In constrained environments, such as engine environments, it is known that the transmission of fluids such as gas, oil or fuel may sometimes be difficult to achieve by means of conventional supply conduits formed of one or more round section tubes. Indeed, an engine environment imposes numerous mechanical constraints such as a cramped space, imposed displacements, installation tolerances or instead thermal stresses that prevent the crossing of round section tubes. For these reasons, it is known, in engine environments, to use conduits formed of oval section tubes which have the benefit of offering reduced bulk in one of the dimensions of the tubes. In comparison to a round section tube, and with surface area of equivalent section, the oval geometry of oval section tubes makes it possible to transport a fluid in a restricted space on one axis.
However, oval section tubes, also called oblong section tubes, have an unequal distribution of pressure forces within the tube. Indeed, on account of the disparity of the dimensions of an oblong section tube, the pressure forces are not distributed uniformly over the whole surface of the tube, which generates stresses varying by a factor comprised between 1 and 10 within the tube. Yet, too high stresses in a tube may lead to deterioration or even rupture of the tube.
To compensate this disparity of stresses within an oblong section tube and to consolidate the oblong section tube, certain manufacturers propose inserting each oblong section tube in ring type stiffeners.
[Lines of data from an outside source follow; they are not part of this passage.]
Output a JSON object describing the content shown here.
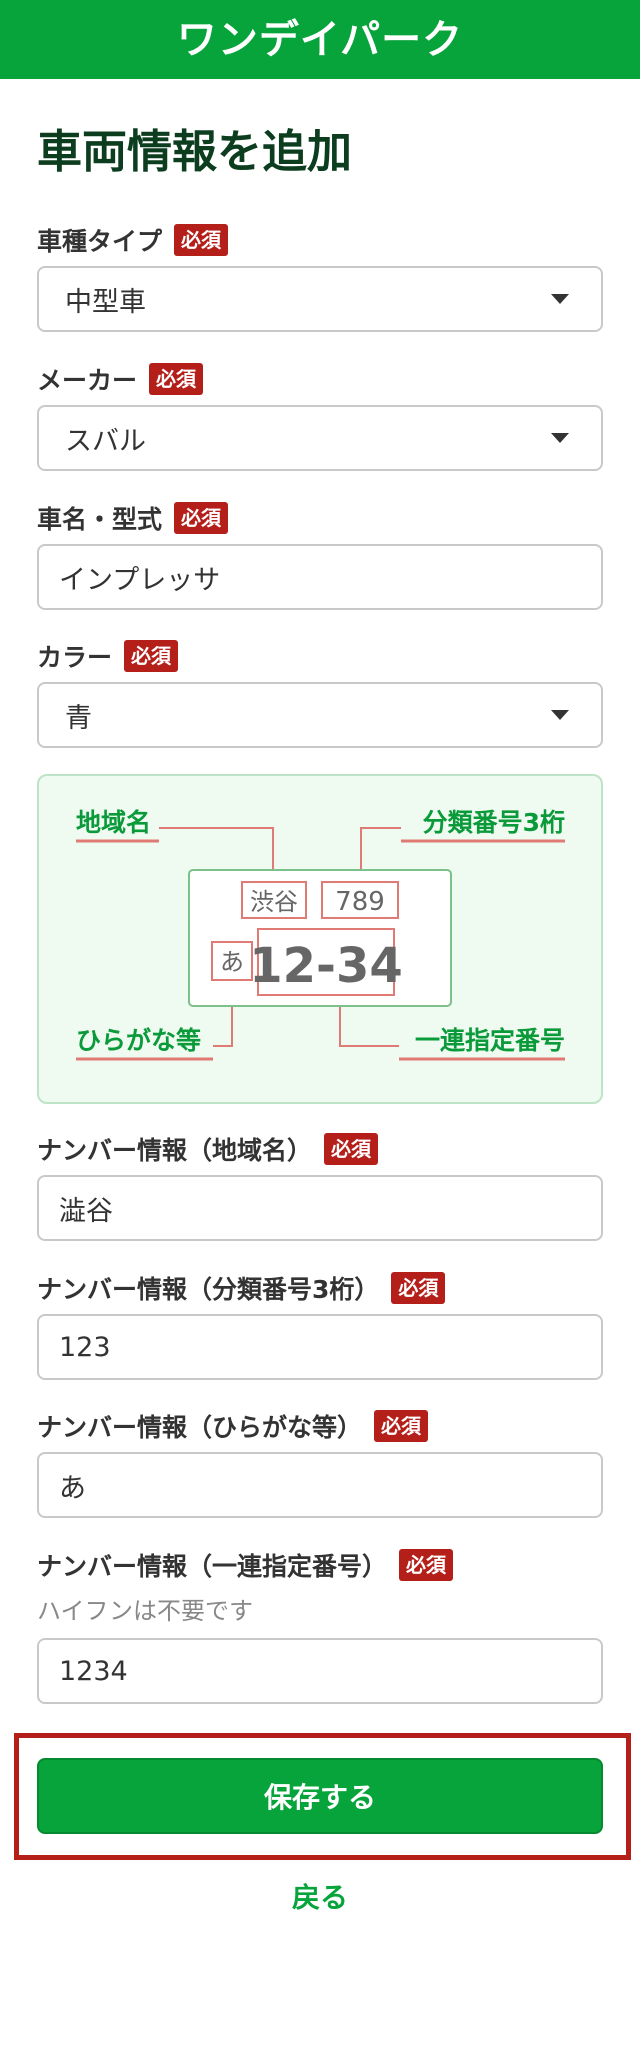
{
  "header": {
    "logo": "ワンデイパーク"
  },
  "page_title": "車両情報を追加",
  "required_badge": "必須",
  "form": {
    "vehicle_type": {
      "label": "車種タイプ",
      "value": "中型車"
    },
    "maker": {
      "label": "メーカー",
      "value": "スバル"
    },
    "model": {
      "label": "車名・型式",
      "value": "インプレッサ"
    },
    "color": {
      "label": "カラー",
      "value": "青"
    },
    "plate_region": {
      "label": "ナンバー情報（地域名）",
      "value": "澁谷"
    },
    "plate_class": {
      "label": "ナンバー情報（分類番号3桁）",
      "value": "123"
    },
    "plate_kana": {
      "label": "ナンバー情報（ひらがな等）",
      "value": "あ"
    },
    "plate_serial": {
      "label": "ナンバー情報（一連指定番号）",
      "hint": "ハイフンは不要です",
      "value": "1234"
    }
  },
  "plate_diagram": {
    "region_label": "地域名",
    "class_label": "分類番号3桁",
    "kana_label": "ひらがな等",
    "serial_label": "一連指定番号",
    "sample_region": "渋谷",
    "sample_class": "789",
    "sample_kana": "あ",
    "sample_serial": "12-34",
    "colors": {
      "label": "#0a9a3a",
      "underline": "#e07a74",
      "plate_border": "#7cc08a",
      "plate_text": "#666666"
    }
  },
  "actions": {
    "save": "保存する",
    "back": "戻る"
  },
  "colors": {
    "brand": "#06a43a",
    "badge": "#b51f1a",
    "highlight_frame": "#b51f1a"
  }
}
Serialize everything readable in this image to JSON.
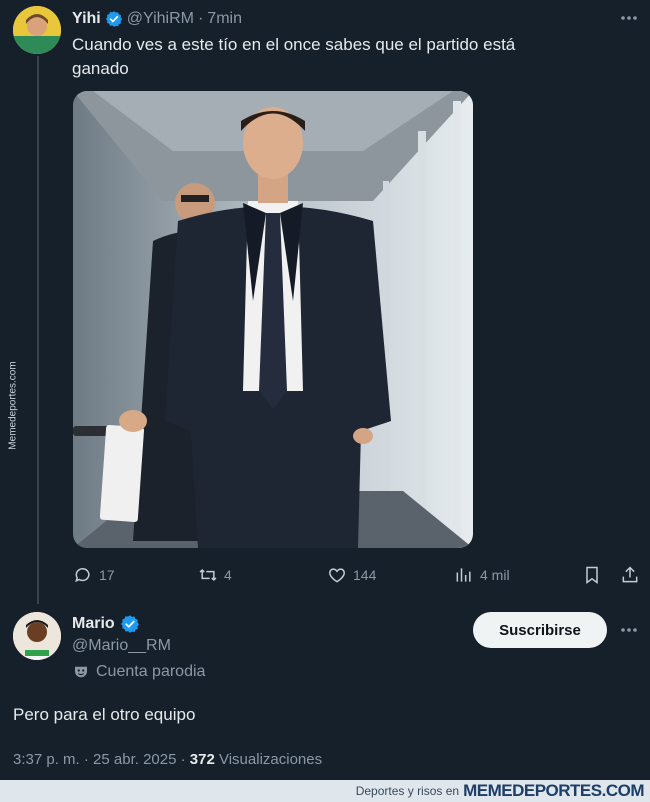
{
  "tweet": {
    "author_name": "Yihi",
    "author_handle": "@YihiRM",
    "sep": "·",
    "time": "7min",
    "text_line1": "Cuando ves a este tío en el once sabes que el partido está",
    "text_line2": "ganado",
    "actions": {
      "replies": "17",
      "retweets": "4",
      "likes": "144",
      "views": "4 mil"
    }
  },
  "reply": {
    "author_name": "Mario",
    "author_handle": "@Mario__RM",
    "badge_label": "Cuenta parodia",
    "subscribe_label": "Suscribirse",
    "text": "Pero para el otro equipo",
    "timestamp": "3:37 p. m. · 25 abr. 2025 · ",
    "views_count": "372",
    "views_label": " Visualizaciones"
  },
  "watermark": {
    "side_text": "Memedeportes.com",
    "footer_small": "Deportes y risos en",
    "footer_brand": "MEMEDEPORTES.COM"
  },
  "colors": {
    "background": "#15202b",
    "verified": "#1d9bf0",
    "muted": "#8b98a5"
  }
}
However, the putting in place of an oblong section tube in ringed stiffeners is complex, in particular in a restricted environment, and thus expensive.
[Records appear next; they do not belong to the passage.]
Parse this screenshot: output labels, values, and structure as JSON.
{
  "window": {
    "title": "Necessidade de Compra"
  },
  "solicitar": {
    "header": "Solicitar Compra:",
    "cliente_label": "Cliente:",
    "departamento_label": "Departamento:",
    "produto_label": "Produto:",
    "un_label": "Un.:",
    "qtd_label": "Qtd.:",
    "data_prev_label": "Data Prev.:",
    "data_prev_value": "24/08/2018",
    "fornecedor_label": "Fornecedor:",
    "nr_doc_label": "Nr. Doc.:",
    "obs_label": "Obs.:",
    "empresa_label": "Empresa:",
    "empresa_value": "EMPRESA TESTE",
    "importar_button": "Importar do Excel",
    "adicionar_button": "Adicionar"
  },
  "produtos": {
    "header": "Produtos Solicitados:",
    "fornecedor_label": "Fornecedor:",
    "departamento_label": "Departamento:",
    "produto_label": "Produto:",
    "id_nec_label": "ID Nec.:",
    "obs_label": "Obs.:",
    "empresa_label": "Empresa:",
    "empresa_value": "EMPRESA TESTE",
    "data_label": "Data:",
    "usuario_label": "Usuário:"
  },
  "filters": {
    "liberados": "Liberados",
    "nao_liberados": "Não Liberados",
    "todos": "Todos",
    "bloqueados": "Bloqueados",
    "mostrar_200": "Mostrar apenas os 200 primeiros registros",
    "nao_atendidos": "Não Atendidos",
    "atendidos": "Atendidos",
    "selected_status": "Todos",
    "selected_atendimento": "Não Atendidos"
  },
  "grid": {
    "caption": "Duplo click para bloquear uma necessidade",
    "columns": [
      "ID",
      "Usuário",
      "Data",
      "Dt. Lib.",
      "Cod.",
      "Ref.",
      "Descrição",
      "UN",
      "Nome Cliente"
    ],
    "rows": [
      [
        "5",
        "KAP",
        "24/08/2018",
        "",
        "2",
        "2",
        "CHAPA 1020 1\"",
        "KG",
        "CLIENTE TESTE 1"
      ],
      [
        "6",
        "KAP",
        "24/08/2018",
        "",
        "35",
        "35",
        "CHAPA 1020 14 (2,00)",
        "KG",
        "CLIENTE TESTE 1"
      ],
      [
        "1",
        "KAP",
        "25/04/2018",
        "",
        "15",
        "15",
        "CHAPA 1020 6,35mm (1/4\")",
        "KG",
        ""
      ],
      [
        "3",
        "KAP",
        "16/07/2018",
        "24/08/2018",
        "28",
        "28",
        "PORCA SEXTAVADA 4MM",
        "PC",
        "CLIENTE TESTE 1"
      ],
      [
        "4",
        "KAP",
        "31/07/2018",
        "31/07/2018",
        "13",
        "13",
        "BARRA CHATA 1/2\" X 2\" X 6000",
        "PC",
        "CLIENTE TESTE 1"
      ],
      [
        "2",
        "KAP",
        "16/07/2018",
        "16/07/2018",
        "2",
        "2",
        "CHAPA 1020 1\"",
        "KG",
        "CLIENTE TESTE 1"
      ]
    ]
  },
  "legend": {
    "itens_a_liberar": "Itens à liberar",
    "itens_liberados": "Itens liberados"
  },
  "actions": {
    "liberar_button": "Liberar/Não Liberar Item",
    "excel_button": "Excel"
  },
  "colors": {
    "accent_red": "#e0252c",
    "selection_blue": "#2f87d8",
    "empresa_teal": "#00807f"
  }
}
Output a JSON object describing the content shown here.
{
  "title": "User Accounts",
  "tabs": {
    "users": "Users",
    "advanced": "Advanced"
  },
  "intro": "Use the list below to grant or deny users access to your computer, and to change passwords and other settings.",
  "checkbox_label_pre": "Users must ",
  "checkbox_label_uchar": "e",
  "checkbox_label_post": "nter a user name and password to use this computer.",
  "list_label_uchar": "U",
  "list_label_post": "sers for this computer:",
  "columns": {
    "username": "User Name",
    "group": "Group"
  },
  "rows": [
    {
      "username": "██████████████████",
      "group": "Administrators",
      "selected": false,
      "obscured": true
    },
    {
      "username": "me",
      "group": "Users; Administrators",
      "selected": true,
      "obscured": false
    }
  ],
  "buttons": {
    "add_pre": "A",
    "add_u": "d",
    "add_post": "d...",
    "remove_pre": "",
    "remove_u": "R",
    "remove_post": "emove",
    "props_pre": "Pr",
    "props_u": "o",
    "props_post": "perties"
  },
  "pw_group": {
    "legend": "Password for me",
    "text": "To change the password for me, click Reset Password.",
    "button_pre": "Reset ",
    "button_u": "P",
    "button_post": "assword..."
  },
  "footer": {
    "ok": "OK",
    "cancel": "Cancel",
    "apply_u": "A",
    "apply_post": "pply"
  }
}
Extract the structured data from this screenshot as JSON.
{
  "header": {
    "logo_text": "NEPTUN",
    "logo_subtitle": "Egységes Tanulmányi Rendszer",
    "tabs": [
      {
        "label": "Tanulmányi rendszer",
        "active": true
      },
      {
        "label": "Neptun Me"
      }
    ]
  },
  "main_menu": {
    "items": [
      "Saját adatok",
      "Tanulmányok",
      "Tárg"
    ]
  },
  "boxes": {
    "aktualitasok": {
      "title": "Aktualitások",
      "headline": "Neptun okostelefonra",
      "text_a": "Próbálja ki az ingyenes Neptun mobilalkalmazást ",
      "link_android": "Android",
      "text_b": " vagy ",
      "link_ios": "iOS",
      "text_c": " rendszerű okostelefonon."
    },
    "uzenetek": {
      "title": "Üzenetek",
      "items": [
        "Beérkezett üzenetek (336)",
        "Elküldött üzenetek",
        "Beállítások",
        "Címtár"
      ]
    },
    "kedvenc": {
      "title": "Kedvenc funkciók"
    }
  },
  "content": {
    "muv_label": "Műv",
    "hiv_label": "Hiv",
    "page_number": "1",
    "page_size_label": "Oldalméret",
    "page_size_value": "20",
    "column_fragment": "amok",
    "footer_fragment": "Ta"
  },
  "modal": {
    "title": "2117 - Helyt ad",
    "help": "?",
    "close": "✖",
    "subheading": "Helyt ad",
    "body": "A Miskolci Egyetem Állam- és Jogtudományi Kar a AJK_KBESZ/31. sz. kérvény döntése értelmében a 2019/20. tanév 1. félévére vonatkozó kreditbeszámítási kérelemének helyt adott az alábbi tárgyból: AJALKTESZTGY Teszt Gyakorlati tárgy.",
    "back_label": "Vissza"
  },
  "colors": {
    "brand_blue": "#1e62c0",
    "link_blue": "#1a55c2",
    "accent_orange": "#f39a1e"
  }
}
Other manufacturers propose, to compensate the disparity of stresses within an oblong section tube and to consolidate the tube, housing stiffeners—called internal stiffeners—inside the oblong section tube. However, such a solution requires the implementation of a planned cutting method which has the drawback of being particularly expensive. Moreover, the internal stiffeners are positioned in the path of the fluid, which generates head losses.
Another solution proposed by manufacturers is to produce oblong section tubes, the section of which has a variable thickness. Such tubes, manufactured by addition of material, require finishing phases of which the cost is relatively high.
Generally speaking, an oblong section tube may conventionally be formed of a curved metal or alloy plate, the edges of which are welded to each other to form the oblong section tube. Indeed, circular section tubes, called rolled tubes, are welded with a weld bead then the oblong section is obtained by crushing. An oblong section tube may also be formed of two half-shell plates manufactured separately and assembled by welding of the edges together. However, whether there is a single weld or two welds, the welding zone of the edges constitutes a line—or two lines—of least resistance inducing reductions in the mechanical characteristics. The implementation of such oblong section tubes is thus relatively costly.